A Dundee community nurse has launched a pocket guide for people who are struggling with complex health needs to help them navigate support services better.
Rachel McReady has developed the Dundee Recovery Road Map – a visual aid which sets out all the services available across the city, including addiction support, family carers support and health and wellbeing information.
Rachel works as a Parish Nurse at Nethergate’s Steeple Church, a service set up nine years ago to provide help for people who are experiencing homelessness, poverty, and a wide range of problems.
She was inspired to produce the guide, which covers eight categories of health and care needs, after seeing some of the difficulties people faced when accessing support.
Rachel and her two colleagues Barbara MacFarlane and Kirsty Watt run two drop-in clinics a week at the Steeple Church, where they can see up to 50 people at a time to offer help with health issues and give support.
As Christians, the Parish Nurses care for people of all faiths and none. They help to make vital appointments as well as referring individuals to many other services within the city.
During each drop-in clinic, they assess health needs and listen while a team of volunteers serve warm, healthy food.
Rachel said: “People often have difficulty accessing the help they need for a variety of reasons such as not having phones or money to get to appointments.
“It is important this is a safe space for them and we offer them our time, kindness, care and a helping hand alongside our nursing skills.
“It doesn’t matter whether it’s a problem with a wound, depression, toothache, benefits sanctions or a housing problem.
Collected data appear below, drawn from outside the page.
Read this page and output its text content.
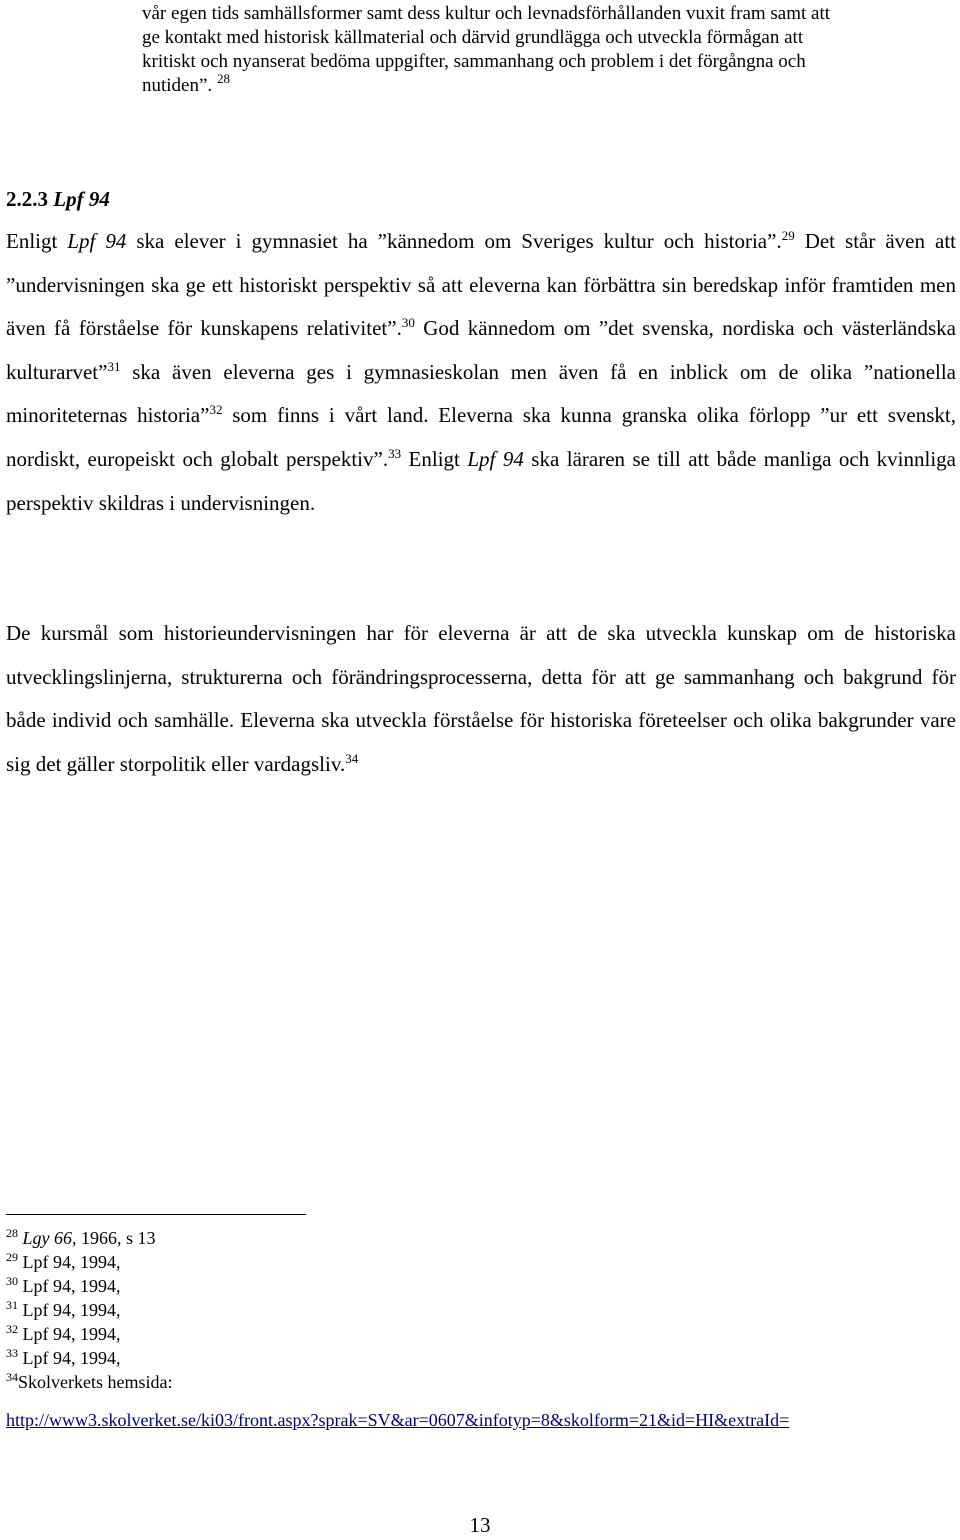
vår egen tids samhällsformer samt dess kultur och levnadsförhållanden vuxit fram samt att ge kontakt med historisk källmaterial och därvid grundlägga och utveckla förmågan att kritiskt och nyanserat bedöma uppgifter, sammanhang och problem i det förgångna och nutiden”. $^{28}$

2.2.3 Lpf 94

Enligt Lpf 94 ska elever i gymnasiet ha ”kännedom om Sveriges kultur och historia”.$^{29}$ Det står även att ”undervisningen ska ge ett historiskt perspektiv så att eleverna kan förbättra sin beredskap inför framtiden men även få förståelse för kunskapens relativitet”.$^{30}$ God kännedom om ”det svenska, nordiska och västerländska kulturarvet”$^{31}$ ska även eleverna ges i gymnasieskolan men även få en inblick om de olika ”nationella minoriteternas historia”$^{32}$ som finns i vårt land. Eleverna ska kunna granska olika förlopp ”ur ett svenskt, nordiskt, europeiskt och globalt perspektiv”.$^{33}$ Enligt Lpf 94 ska läraren se till att både manliga och kvinnliga perspektiv skildras i undervisningen.

De kursmål som historieundervisningen har för eleverna är att de ska utveckla kunskap om de historiska utvecklingslinjerna, strukturerna och förändringsprocesserna, detta för att ge sammanhang och bakgrund för både individ och samhälle. Eleverna ska utveckla förståelse för historiska företeelser och olika bakgrunder vare sig det gäller storpolitik eller vardagsliv.$^{34}$

$^{28}$ Lgy 66, 1966, s 13
$^{29}$ Lpf 94, 1994,
$^{30}$ Lpf 94, 1994,
$^{31}$ Lpf 94, 1994,
$^{32}$ Lpf 94, 1994,
$^{33}$ Lpf 94, 1994,
$^{34}$Skolverkets hemsida:
http://www3.skolverket.se/ki03/front.aspx?sprak=SV&ar=0607&infotyp=8&skolform=21&id=HI&extraId=
13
They are all equally important in person-centred care.”
Last year, Rachel was appointed a Queen’s Nurse after taking part in a nine-month development programme run by community nursing charity QNIS.
She was one of 20 nurses to gain the prestigious title after it was reintroduced to Scotland following a break of almost 50 years.
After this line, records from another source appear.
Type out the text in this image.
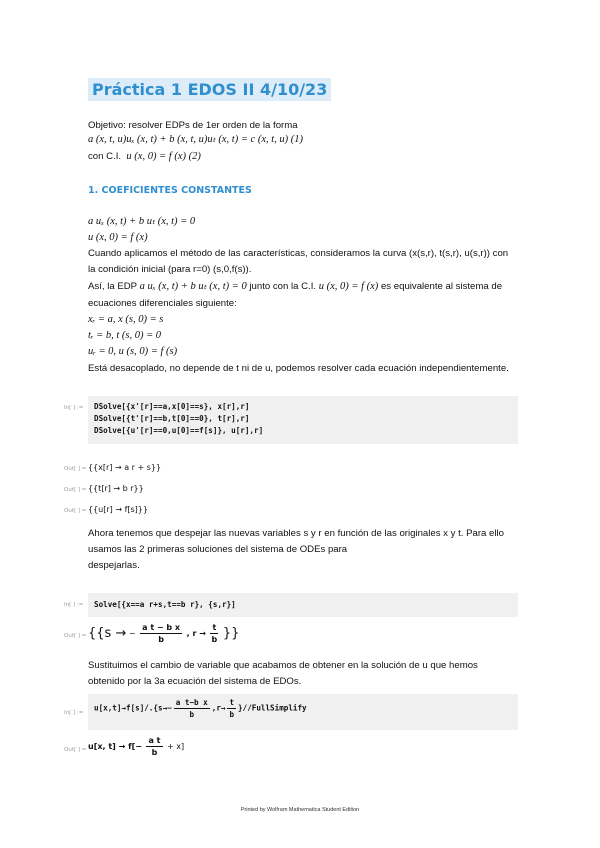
Práctica 1 EDOS II 4/10/23
Objetivo: resolver EDPs de 1er orden de la forma
a (x, t, u)uₓ (x, t) + b (x, t, u)uₜ (x, t) = c (x, t, u) (1)
con C.I. u (x, 0) = f (x) (2)
1. COEFICIENTES CONSTANTES
a uₓ (x, t) + b uₜ (x, t) = 0
u (x, 0) = f (x)
Cuando aplicamos el método de las características, consideramos la curva (x(s,r), t(s,r), u(s,r)) con
la condición inicial (para r=0) (s,0,f(s)).
Así, la EDP a uₓ (x, t) + b uₜ (x, t) = 0 junto con la C.I. u (x, 0) = f (x) es equivalente al sistema de
ecuaciones diferenciales siguiente:
xᵣ = a, x (s, 0) = s
tᵣ = b, t (s, 0) = 0
uᵣ = 0, u (s, 0) = f (s)
Está desacoplado, no depende de t ni de u, podemos resolver cada ecuación independientemente.
In[ ] := DSolve[{x'[r]==a,x[0]==s}, x[r],r]
DSolve[{t'[r]==b,t[0]==0}, t[r],r]
DSolve[{u'[r]==0,u[0]==f[s]}, u[r],r]
Out[ ] = {{x[r] → a r + s}}
Out[ ] = {{t[r] → b r}}
Out[ ] = {{u[r] → f[s]}}
Ahora tenemos que despejar las nuevas variables s y r en función de las originales x y t. Para ello
usamos las 2 primeras soluciones del sistema de ODEs para
despejarlas.
In[ ] :=	Solve[{x==a r+s,t==b r}, {s,r}]
Out[ ] = {{s → − $\frac{\text{a t − b x}}{b}$ , $r \to \frac{t}{b}$ }}
Sustituimos el cambio de variable que acabamos de obtener en la solución de u que hemos
obtenido por la 3a ecuación del sistema de EDOs.
In[ ] :=
$u[x,t]\to f[s]/.\{s\to- \frac{\text{a t−b x}}{b} ,r\to \frac{t}{b}$ }//FullSimplify
Out[ ] = u[x, $t] \to f[- \frac{\text{a t}}{b} + x]$
Printed by Wolfram Mathematica Student Edition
As part of the programme, each community nurse was tasked with working on an issue which would have a significant impact on those they care for.
Rachel set about establishing the road map to bring together voluntary and statutory services who work with individuals struggling with complex health and social needs, including addiction, homelessness, adverse childhood experiences, poor mental health and wellbeing.
Rachel said: “The aim of working together was to create more bridges of hope and fewer barriers for some of the most vulnerable and marginalised people in our city. It is about making the recovery journey more connected for people while walking alongside them.
“The Queen’s Nurse programme equipped me with the skills and confidence to embark on this project to truly make a difference for people that I work with.”
The road map, which contains a colour-coded guide pinpointing where services are available, was launched at an event at the Steeple Church on Tuesday July 24.
In April, Rachel and two friends ran the Stirling Marathon, raising more than £2,000 to help towards the printing costs of the road map materials.
Rachel added: “Dundee is a very caring community filled with kind and compassionate people and the event was an opportunity to celebrate all the good work going on across the city to support people along their recovery journey.”